Jonathan F. P. Rose
Meet Jonathan F. P. Rose. He is the founder and CEO of Jonathan Rose Companies, a New York-based green real estate planning, development, owner’s representative and investment company with a unique business mission: Repair the fabric of communities while preserving the open space around them. A thought-leader in Smart Growth, national infrastructure and green building movements, Rose fosters projects that create walkable communities with existing modes of public transportation where – unlike car-centric fringe development – multiple options exist for commuters.
The Rose Smart Growth Investment Fund acquired the Joseph Vance Building in Downtown Seattle in 2006 with the express purpose of transforming the historic building into a leading green office building in the Seattle marketplace. The Fund made numerous investments over the ensuing two years to achieve its combined goals of enhancing the tenant experience, preserving the historic character and greening the building for enhanced efficiency.
"Since new construction typically only accounts for one percent of our national building stock annually, we not only need to build new green buildings, but also focus on effective strategies for greening the existing 99 percent," Rose said.
Erected in 1929, this 14-story Art Deco structure is located on a busy bus tunnel servicing Seattle's central business district which is currently being retrofitted for light rail. When the Fund acquired the building in 2006, it was classified as Class C office space and was about 30 percent vacant. Rose invested $5 million in tenant improvements and an extensive green renovation of the structure that followed the U.S. Green Building Council's LEED for Existing Building Checklist. The results illustrate the synergy between preservation and sustainable development.
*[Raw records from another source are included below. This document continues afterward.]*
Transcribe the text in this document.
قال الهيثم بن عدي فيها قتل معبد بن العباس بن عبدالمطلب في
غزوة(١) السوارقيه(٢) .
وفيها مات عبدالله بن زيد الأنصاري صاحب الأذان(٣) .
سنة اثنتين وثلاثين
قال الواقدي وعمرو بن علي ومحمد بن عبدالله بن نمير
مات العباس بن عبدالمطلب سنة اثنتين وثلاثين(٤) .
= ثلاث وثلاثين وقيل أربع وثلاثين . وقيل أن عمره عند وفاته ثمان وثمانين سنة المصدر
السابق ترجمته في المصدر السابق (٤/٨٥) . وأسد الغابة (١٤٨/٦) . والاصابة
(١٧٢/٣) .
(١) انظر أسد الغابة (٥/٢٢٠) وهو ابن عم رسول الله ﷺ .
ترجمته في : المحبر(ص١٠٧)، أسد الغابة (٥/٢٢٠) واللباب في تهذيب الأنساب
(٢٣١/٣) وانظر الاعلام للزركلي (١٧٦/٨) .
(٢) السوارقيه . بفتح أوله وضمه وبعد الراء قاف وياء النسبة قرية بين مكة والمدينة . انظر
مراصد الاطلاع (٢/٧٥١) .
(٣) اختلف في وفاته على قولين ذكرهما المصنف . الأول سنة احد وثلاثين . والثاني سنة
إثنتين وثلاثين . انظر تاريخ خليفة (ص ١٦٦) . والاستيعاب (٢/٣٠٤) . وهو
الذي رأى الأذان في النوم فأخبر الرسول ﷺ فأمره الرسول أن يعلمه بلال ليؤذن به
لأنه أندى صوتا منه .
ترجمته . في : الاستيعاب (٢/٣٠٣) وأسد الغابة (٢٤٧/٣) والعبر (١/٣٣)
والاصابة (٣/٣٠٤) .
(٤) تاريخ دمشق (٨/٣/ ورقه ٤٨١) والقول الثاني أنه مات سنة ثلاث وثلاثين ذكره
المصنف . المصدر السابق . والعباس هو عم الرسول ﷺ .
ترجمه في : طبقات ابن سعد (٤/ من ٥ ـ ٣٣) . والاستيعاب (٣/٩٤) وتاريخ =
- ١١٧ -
Most notably, the building's thermal modeling suggested that newly installed fans, light shelves, shades, and the original double-hung windows – once weather-stripped and refurbished – were sufficient for providing occupant comfort during Seattle's warmer months. Therefore, in lieu of a new air conditioning system, Rose pursued a "natural ventilation" strategy, further bolstered by removing old carpets and drop ceilings. Exposing the building's thermal mass had the added benefit of restoring its historic high ceilings and terrazzo floors.
"What we discovered with the Vance Building was that working with the historic aspects of the building – such as its operable windows, terrazzo floors and the existing heating system – actually made it easier to green the building," Nathan Taft, who oversaw the acquisition and repositioning of the building for Jonathan Rose Companies, said. "We would have spent more money and achieved less environmental results had we worked against the historic features of the building. It now stands as an exceptional model of a green, historic property."
Other strategies designed to enhance efficiency and the experience of its tenants included the refurbishment of the building's steam heating system – an approach that was more efficient than the installation of a new HVAC system. In addition to repairing and upgrading the system, valves were added so that individual tenants could control the temperature in their space.
Other key elements of the building's green redevelopment plan included high-efficiency water fixture retrofits, the use of sustainable building materials where possible, and non-toxic paints and sealants for improved indoor air quality. For two-wheel commuters, a new bike storage room with a shower and changing facility were built.
After renovations, the building was re-classified as Class B office space and is currently 96% percent occupied. Office rents have increased from an average of $18 per square foot to between $22 and $26, and overall operation costs have decreased.
Above all, Rose's work offers a model for sustainable development. However, such sensible development – which makes reusing buildings and reinvesting in transit-accessible communities a priority – is often jeopardized by federal policies that incentivize sprawl. Rose and the National Trust for Historic Preservation are major proponents of the Obama Administration and Congress working to eliminate disincentives for smart growth by developing policies that redirect investments in infrastructure and buildings back to our urbanized areas.
Additionally, antiquated local building codes can also make it difficult for developers such as Rose to combine the best of new green building practices with historic preservation projects. Yet, in these tough economic times when state and local governments are slashing programs to balance budgets, the much-needed modernization of building codes to make them more sensitive to historic buildings will likely to be delayed. With climate change on our door step, we simply don't have time to wait. Because of this, the Obama Administration and Congress must act quickly to establish a grant program for states and local entities to implement energy codes that facilitate building rehabilitation and energy retrofits.